Even though it's nice and cozy and peegs may want to lay against these objects for hours or fall asleep on them. They can still cause thermal burns, even on a low setting.
I know that many of us wouldn't use elect5ric heating blankets on our peegs anyway but we use them in the animal ER clinic all the time and are constantly making sure that they are covered to protect our patients.
Most heating pads come with a cloth envelope but we still wrap them up again for use. Not all cats and dogs do this, but that cord on the heating pads may also look like a tasty treat to wandering peegs.

When it gets extremely cold here in PA I make sure that Winn is in the warmest part of our house, has a towel draped over her cage and has an electric space heater in place for night. The space heater blows warm air into an area but the one I use can be set for certain temperatures so it shuts off when it reads that temp. Even though it's not as economical as a microwave heating pad I still feel safer using this instead.
We also use coal stoves to heat our house and because of these we have Co monitors in the house but I still keep Winn out of the room with the stoves to protect her.

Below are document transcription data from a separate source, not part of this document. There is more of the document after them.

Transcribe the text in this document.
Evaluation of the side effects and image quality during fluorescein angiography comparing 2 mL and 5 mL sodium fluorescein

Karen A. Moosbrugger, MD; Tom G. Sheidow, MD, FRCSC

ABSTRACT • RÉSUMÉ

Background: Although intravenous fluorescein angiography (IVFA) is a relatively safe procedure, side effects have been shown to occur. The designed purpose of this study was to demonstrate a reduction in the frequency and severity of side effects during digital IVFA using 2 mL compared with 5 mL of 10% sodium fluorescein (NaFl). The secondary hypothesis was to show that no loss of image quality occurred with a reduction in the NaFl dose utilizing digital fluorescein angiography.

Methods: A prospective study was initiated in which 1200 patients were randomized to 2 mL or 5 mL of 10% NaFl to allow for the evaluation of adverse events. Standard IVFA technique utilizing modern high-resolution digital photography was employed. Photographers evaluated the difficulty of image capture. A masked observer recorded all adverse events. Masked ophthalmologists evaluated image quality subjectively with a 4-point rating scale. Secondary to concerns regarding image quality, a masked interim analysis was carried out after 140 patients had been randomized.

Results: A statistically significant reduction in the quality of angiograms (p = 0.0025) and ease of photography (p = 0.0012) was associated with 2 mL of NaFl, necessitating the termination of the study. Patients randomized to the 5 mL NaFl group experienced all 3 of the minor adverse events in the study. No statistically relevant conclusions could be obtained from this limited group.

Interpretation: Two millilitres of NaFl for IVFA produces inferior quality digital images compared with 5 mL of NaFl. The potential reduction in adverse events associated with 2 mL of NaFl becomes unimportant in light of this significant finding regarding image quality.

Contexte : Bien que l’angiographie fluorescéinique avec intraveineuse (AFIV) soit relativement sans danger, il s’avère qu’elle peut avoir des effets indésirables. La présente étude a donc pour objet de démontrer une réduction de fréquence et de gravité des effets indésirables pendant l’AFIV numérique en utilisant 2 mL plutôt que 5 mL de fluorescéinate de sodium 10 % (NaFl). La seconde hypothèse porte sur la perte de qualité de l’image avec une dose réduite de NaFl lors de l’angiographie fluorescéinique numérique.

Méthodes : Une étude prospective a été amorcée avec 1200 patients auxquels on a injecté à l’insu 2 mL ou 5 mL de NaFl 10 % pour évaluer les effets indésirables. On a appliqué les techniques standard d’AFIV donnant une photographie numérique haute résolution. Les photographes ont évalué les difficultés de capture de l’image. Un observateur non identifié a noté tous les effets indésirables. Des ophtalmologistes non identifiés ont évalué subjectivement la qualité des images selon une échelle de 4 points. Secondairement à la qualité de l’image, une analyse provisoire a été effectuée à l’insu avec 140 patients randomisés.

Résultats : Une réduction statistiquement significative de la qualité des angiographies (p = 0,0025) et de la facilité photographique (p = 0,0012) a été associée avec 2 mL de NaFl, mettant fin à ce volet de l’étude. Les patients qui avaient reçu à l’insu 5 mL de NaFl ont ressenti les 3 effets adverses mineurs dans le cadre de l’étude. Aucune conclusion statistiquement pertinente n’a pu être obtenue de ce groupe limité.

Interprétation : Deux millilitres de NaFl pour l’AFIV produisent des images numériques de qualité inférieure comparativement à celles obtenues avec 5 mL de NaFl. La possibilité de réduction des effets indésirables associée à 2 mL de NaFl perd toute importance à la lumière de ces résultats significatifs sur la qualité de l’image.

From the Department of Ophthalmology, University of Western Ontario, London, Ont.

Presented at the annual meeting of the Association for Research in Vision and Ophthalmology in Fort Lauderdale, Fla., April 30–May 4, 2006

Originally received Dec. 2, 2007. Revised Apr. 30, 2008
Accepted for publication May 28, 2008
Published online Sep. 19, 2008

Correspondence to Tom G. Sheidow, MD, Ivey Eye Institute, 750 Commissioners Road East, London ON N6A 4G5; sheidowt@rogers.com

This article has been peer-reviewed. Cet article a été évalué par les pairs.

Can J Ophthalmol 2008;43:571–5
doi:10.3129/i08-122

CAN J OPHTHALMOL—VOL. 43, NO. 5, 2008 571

Sticking electric blankets between the cubes and the coroplast could work, on a small corner... but there's that risk of fire. The blanket makers always say to not leave the e-blanky alone.

So I also vote for the space heater that circulates warm air and maintains a set temperature.

And clean your furnace ducts people!

I'll edit the heat pad entry there to be more specific I think, the wires on the blankets would worry me too.

I just bought a cuddle cup recently actually that has a flap in the bottom to put a Snuggle Safe heat pad in - I must try it out! :D

THANK YOU i finally have a nice thingie to show my roomate who gets pissed at me whenever i tell him that the heat has to be up for the piggie!

I am in Florida where it was 80 outside last week, so we still have our air on most of the time. I won't have to worry about the piggies getting too cold, that's for sure.

*checks the date on your post*

*rechecks the date on your post*

*pokes her nose out the door and goes brrrrr*


I just wanted to say thanks for posting this and the other informational articles that you post here - we're all looking to be the best pig owners we can be, and you sure help us do that! So, I just wanted to extend my appreciation :)

You're welcome :D It helps to get all my thoughts down in one place for reference for myself too, so it's all good!